Miller Lite introduced the original white can packaging in December and has been supported by a series of advertising spots touting its heritage as the original low calorie brew. The brand’s can sales have increased more than 4.7% this year through March 1. The original white cans were initially supposed to end in the spring, but their run has now been extended through Sept. 30.
Consumers in their 20s and 30s weren’t even
born when the packaging first debuted. Even those in their 40s were children when it was first on the market.
"We often romanticize the past, and certain images can trigger memories from when we were younger,” YouGov BrandIndex CEO Ted Marzilli tells Marketing Daily.
In recent years, several brands have taken advantage of those associations.
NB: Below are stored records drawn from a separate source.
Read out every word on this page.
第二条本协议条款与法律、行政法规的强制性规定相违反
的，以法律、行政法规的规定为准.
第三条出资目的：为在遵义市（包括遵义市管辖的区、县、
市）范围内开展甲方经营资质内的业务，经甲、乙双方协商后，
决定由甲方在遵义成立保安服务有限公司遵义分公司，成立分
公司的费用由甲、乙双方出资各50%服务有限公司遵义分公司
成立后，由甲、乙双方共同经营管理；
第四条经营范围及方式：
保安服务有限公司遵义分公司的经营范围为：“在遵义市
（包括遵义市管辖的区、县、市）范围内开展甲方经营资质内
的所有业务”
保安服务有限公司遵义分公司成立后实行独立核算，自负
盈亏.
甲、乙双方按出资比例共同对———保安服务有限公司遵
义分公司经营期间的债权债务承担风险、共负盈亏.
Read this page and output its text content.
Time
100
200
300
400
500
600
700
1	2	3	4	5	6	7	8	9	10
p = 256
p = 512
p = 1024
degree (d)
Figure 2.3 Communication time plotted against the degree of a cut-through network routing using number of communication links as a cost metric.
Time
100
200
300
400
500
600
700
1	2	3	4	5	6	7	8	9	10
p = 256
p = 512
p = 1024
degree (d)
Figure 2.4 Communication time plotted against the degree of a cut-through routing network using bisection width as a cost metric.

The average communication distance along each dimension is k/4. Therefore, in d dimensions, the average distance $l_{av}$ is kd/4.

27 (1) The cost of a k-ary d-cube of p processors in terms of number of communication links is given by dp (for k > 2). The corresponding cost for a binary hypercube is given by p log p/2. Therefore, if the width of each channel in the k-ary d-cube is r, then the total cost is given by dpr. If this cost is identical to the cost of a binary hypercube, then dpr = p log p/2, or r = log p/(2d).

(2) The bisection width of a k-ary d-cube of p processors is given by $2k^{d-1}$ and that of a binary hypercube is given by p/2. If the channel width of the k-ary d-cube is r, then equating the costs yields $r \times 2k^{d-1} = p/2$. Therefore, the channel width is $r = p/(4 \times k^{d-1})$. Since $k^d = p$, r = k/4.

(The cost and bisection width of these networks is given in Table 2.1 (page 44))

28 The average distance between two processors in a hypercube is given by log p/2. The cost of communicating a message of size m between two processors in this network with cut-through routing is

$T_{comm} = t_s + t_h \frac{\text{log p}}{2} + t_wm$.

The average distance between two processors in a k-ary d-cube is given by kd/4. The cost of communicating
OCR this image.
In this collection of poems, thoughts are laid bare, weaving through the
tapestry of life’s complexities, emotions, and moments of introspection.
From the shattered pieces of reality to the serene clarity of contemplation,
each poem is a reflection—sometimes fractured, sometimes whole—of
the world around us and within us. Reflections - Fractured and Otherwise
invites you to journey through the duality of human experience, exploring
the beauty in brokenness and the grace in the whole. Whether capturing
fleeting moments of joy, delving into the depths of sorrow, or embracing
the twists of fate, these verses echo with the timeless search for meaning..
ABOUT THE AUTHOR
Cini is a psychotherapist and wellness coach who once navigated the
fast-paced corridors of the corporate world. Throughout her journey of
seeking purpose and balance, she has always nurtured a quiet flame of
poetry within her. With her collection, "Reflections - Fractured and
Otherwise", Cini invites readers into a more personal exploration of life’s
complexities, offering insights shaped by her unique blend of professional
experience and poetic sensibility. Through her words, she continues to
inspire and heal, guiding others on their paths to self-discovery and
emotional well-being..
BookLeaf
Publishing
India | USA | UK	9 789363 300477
“The major sports leagues periodically have teams wear 'throwback' jerseys,” he says. “Pepsi and Mountain Dew have had success with 'throwback' version of their namesake sodas (made with sugar instead of high fructose corn syrup). Miller Lite is perhaps the most recent example of a brand taking advantage of its successful history to appeal to consumers in the present."Survey participants included 1,250 men between the ages of 21 and 49, who were interviewed from Jan. 1 through April 20. The margin of error is +/- 2.5%.